Потянул, дёрнул рукав кафтана, дабы высмеять филозофа. Смех в горле застрял.
— Надел господин немецкое и мнит, будто он европеец. Пагубное тщеславие. Внуки и правнуки в сём заблуждении пребудут. А народ как был в лаптях… Солдат кричит «виват», в том и просвещенье. Господин и язык-то наш забудет. Настанет смятение, яко среди племён, что вавилонскую башню строили. Своя своих не познаша. Тогда и поймут — чужим, заёмным век не прожить. Ну, батюшка, надоел я тебе. Не гневайся на ничтожного!
Расстались холодно.
— Сам ты возомнил о себе, — бормотал Данилыч, входя в спальню. — Напялил рубище, чего доброго, начнёт мутить честных христиан. Ещё один юрод вылупился… Вытолкал его профессор — и поделом.

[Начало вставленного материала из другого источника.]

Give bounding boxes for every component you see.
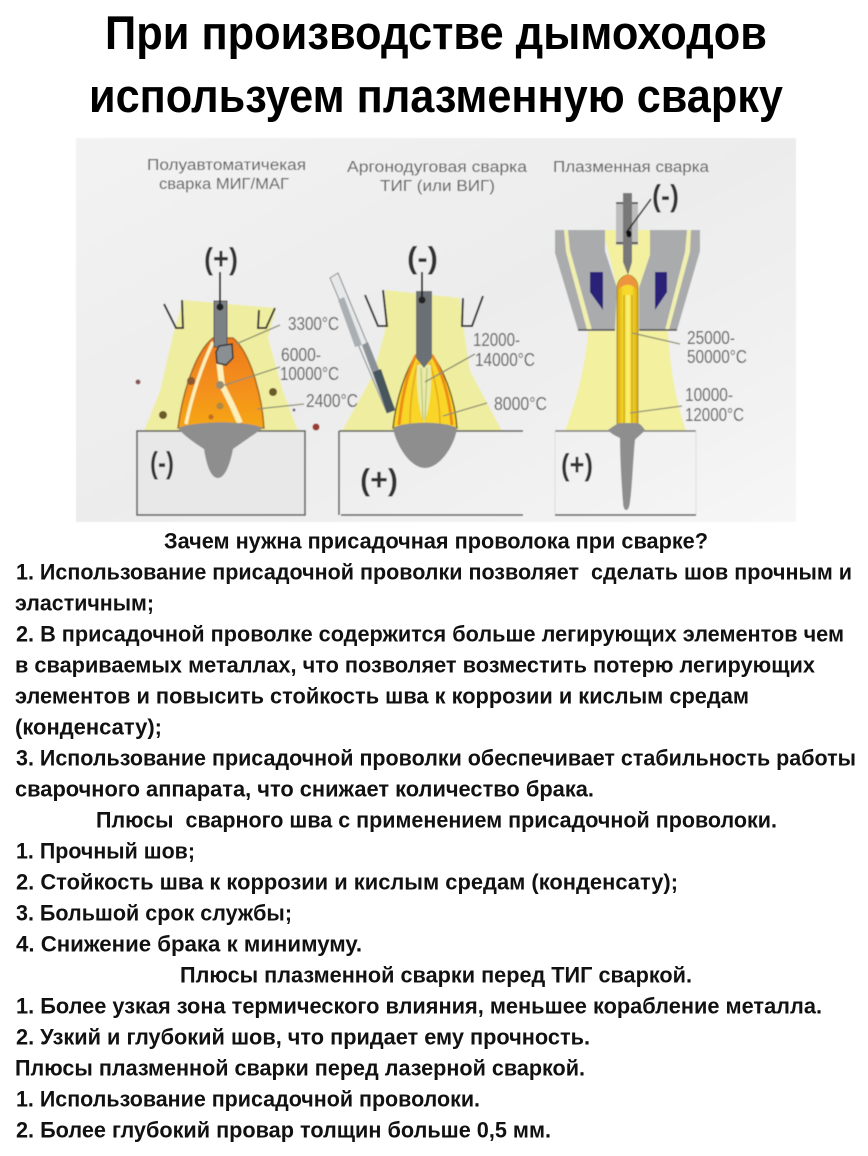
temperatures: 12000°C xyxy=(685,405,744,425)
temperatures xyxy=(473,330,547,414)
diagram: MIG/MAG welding xyxy=(136,157,358,515)
heading: TIG xyxy=(347,159,527,195)
heading: MIG/MAG: сварка МИГ/МАГ xyxy=(159,176,290,193)
text block: why filler wire: в свариваемых металлах, что позволяет возместить потерю легирующих xyxy=(15,652,816,678)
text block: why filler wire: 1. Использование присадочной проволки позволяет сделать шов прочным и xyxy=(16,560,852,584)
diagram: plasma welding xyxy=(553,159,747,515)
label: plus: (+) xyxy=(204,241,238,276)
temperatures: 3300°C xyxy=(288,314,339,334)
text block: why filler wire: 2. В присадочной проволке содержится больше легирующих элементов чем xyxy=(16,622,844,646)
text block: weld pluses: 1. Прочный шов; xyxy=(16,838,195,864)
temperatures: 50000°C xyxy=(687,347,747,367)
label: plus: (+) xyxy=(360,462,398,497)
label: minus: (-) xyxy=(652,178,679,213)
temperatures: 6000- xyxy=(281,345,321,365)
text block: why filler wire: 3. Использование присадочной проволки обеспечивает стабильность работы xyxy=(16,746,856,770)
heading: MIG/MAG xyxy=(147,157,306,193)
diagram: TIG welding xyxy=(330,159,547,515)
text block: weld pluses xyxy=(16,808,777,956)
heading: plasma vs laser: Плюсы плазменной сварки перед лазерной сваркой. xyxy=(15,1056,585,1080)
text block: why filler wire: элементов и повысить стойкость шва к коррозии и кислым средам xyxy=(15,684,749,708)
text block: weld pluses: 4. Снижение брака к минимуму. xyxy=(16,932,362,956)
temperatures xyxy=(685,328,747,425)
text block: weld pluses: 3. Большой срок службы; xyxy=(16,900,292,926)
temperatures: 8000°C xyxy=(494,394,547,414)
temperatures: 2400°C xyxy=(306,391,358,411)
label: minus: (-) xyxy=(150,445,174,480)
text block: why filler wire xyxy=(15,528,856,802)
heading: why filler wire: Зачем нужна присадочная проволока при сварке? xyxy=(164,528,708,554)
text block: weld pluses: 2. Стойкость шва к коррозии и кислым средам (конденсату); xyxy=(16,870,678,894)
icon: plasma jet xyxy=(617,275,638,424)
heading: MIG/MAG: Полуавтоматичекая xyxy=(147,157,306,174)
text block: why filler wire: (конденсату); xyxy=(15,714,162,740)
icon: filler rod xyxy=(330,273,395,413)
temperatures xyxy=(280,314,358,411)
title: При производстве дымоходов xyxy=(105,6,767,59)
text block: plasma vs laser: 2. Более глубокий провар толщин больше 0,5 мм. xyxy=(16,1118,551,1142)
icon: plasma torch xyxy=(555,193,700,330)
text block: plasma vs laser: 1. Использование присадочной проволоки. xyxy=(16,1086,480,1112)
title: используем плазменную сварку xyxy=(89,69,783,122)
temperatures: 14000°C xyxy=(475,350,535,370)
heading: weld pluses: Плюсы сварного шва с применением присадочной проволоки. xyxy=(96,808,777,832)
text block: plasma vs laser xyxy=(15,1056,585,1142)
text block: plasma vs TIG: 1. Более узкая зона термического влияния, меньшее корабление металла. xyxy=(16,994,822,1018)
temperatures: 25000- xyxy=(687,328,735,348)
heading: plasma: Плазменная сварка xyxy=(553,159,709,176)
label: minus: (-) xyxy=(407,240,438,275)
heading: TIG: ТИГ (или ВИГ) xyxy=(380,178,495,195)
text block: why filler wire: эластичным; xyxy=(15,590,154,616)
text block: why filler wire: сварочного аппарата, что снижает количество брака. xyxy=(15,776,594,802)
panel: welding diagrams xyxy=(76,138,796,522)
text block: plasma vs TIG xyxy=(16,962,822,1050)
temperatures: 12000- xyxy=(473,330,520,350)
temperatures: 10000- xyxy=(685,385,733,405)
heading: plasma vs TIG: Плюсы плазменной сварки перед ТИГ сваркой. xyxy=(180,962,692,988)
heading: TIG: Аргонодуговая сварка xyxy=(347,159,527,176)
temperatures: 10000°C xyxy=(280,364,339,384)
title xyxy=(89,6,783,122)
text block: plasma vs TIG: 2. Узкий и глубокий шов, что придает ему прочность. xyxy=(16,1024,590,1050)
label: plus: (+) xyxy=(561,447,593,482)
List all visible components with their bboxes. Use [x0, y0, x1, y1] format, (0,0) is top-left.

Спальня, казалось, наполнилась множеством машущих крыльев, резким клёкотом, — то зыбкое свечное сияние всполошило птиц на изразцах. Сорвались пернатые, заметались рассерженной стаей. Вспомнилось, — голубь стучал в окно Крекшину. Древние следили за полётом птиц. Некий намёк в его словах… Предел человеческих устремлений сокрыт, разве что знак какой подаст провидение.

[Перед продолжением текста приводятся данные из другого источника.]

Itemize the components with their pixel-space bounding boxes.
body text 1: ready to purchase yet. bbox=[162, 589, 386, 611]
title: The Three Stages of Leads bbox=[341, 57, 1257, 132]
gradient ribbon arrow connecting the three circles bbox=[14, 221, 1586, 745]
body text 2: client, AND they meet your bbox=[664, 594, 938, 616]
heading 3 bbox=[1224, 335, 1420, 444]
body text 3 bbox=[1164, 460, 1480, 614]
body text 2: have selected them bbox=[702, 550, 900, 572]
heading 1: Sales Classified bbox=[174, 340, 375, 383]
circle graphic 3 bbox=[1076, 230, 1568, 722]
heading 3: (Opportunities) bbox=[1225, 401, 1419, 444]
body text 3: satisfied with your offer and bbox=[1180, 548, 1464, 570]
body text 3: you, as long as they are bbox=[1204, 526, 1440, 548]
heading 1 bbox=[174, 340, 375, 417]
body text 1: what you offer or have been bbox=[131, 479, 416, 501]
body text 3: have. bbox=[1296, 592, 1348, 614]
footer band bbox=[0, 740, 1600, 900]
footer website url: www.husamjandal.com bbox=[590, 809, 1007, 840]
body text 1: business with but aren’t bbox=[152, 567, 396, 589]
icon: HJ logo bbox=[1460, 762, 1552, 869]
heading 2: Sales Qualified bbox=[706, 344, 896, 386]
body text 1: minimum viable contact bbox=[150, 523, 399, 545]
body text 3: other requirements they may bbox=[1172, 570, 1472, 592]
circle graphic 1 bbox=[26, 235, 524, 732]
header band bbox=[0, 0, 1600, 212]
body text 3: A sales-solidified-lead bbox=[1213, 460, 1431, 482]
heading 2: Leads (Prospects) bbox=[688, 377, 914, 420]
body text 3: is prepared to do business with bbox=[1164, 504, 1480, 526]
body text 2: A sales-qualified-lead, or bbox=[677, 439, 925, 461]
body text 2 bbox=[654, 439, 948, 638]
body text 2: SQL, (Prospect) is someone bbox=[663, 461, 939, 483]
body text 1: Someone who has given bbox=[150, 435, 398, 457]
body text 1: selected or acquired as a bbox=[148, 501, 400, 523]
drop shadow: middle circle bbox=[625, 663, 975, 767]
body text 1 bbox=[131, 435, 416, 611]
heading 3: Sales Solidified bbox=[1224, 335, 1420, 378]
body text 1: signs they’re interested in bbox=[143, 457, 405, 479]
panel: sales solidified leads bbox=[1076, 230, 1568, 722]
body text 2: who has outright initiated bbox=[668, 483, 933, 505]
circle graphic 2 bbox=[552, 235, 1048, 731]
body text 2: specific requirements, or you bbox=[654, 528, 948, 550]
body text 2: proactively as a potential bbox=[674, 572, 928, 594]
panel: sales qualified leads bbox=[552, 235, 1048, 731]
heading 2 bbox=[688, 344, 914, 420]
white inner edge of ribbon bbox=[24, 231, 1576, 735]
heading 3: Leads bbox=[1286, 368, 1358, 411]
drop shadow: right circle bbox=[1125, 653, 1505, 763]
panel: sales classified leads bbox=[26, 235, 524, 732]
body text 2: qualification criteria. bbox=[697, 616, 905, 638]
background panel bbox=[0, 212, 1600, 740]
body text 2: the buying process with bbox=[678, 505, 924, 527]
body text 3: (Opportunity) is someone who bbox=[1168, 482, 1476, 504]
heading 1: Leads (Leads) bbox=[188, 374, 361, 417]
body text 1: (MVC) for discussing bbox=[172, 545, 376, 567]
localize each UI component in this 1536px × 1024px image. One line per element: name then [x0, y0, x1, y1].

Днём синие голландские птицы смирны, при свечах же черны, клювы, крылья враждебно остры. У Данилыча с детства неприязнь к хищным птицам, — как он ненавидел ястреба, который повадился таскать цыплят со двора! Нет, знаки, знамения — суеверие, фатер осуждал. Астры вернее, Крекшин читал в небе, а нынче вдруг отрёкся от них. Или узнал нечто и промолчал? О пределах толковал, похоже — предупреждал. А цифирные школы с какой стати помянул? Упрекать ведь осмелился.

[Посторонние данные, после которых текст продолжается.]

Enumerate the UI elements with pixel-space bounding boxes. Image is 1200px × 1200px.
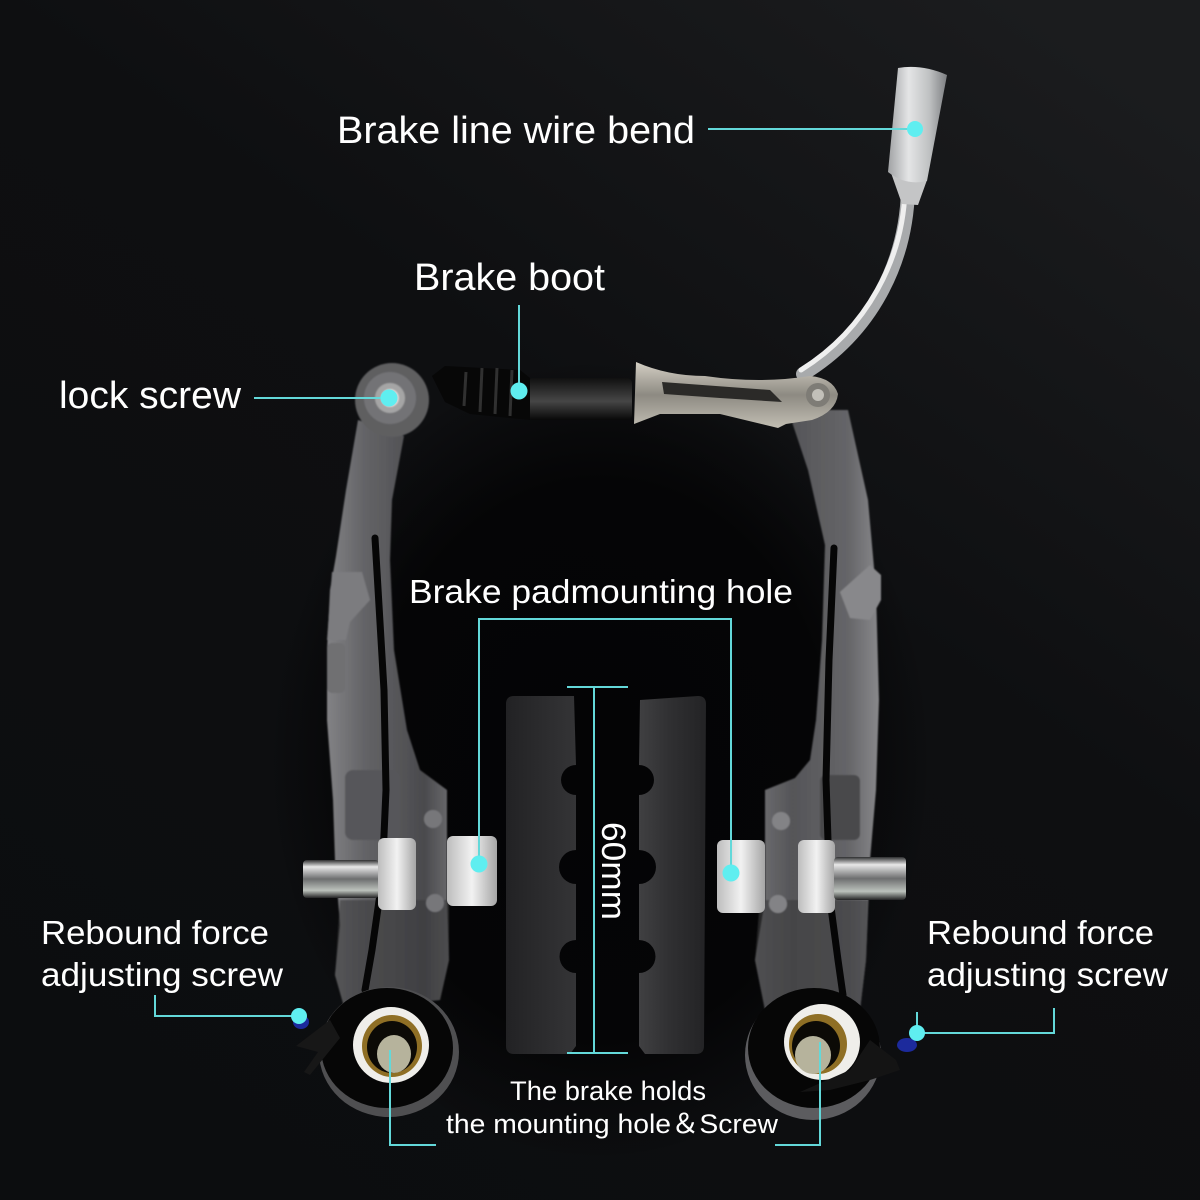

Это правда, что школ убавилось, уцелевшие переходят в церковное ведомство, псалмы вместо чисел и чертежей. Вины за собой светлейший не признает. Ведомо ли Крекшину, что в казне миллион недобора? Государь поручил своему камрату Петербург, любезный парадиз, и камрат печётся, новые флигели Зимнего с великим поспешанием возведены. Престиж государства — цель первостатейная.
Свечи погашены, птицы утонули в темноте, слышится лишь зловещий шорох крыльев, мешает уснуть. Данилыч с головой закутался в одеяло.
Сгиньте, проклятые!
Зима в Петербурге вьюжная, обильно снежная. Вязнут в сугробах конный и пеший. Подвоз спотыкается, хлеб оттого вздорожал. В толпе у Гостиного двора, на рынках шатается нищий странник, вещает:
— Слышах глас с небеси яко вод текущих али грома… Видех зверя, восходящего из земли, имеяше два рога, именем Антихрист. В сём граде ему царствовати. Совращать будет православных, ослышников же в бездну повержет.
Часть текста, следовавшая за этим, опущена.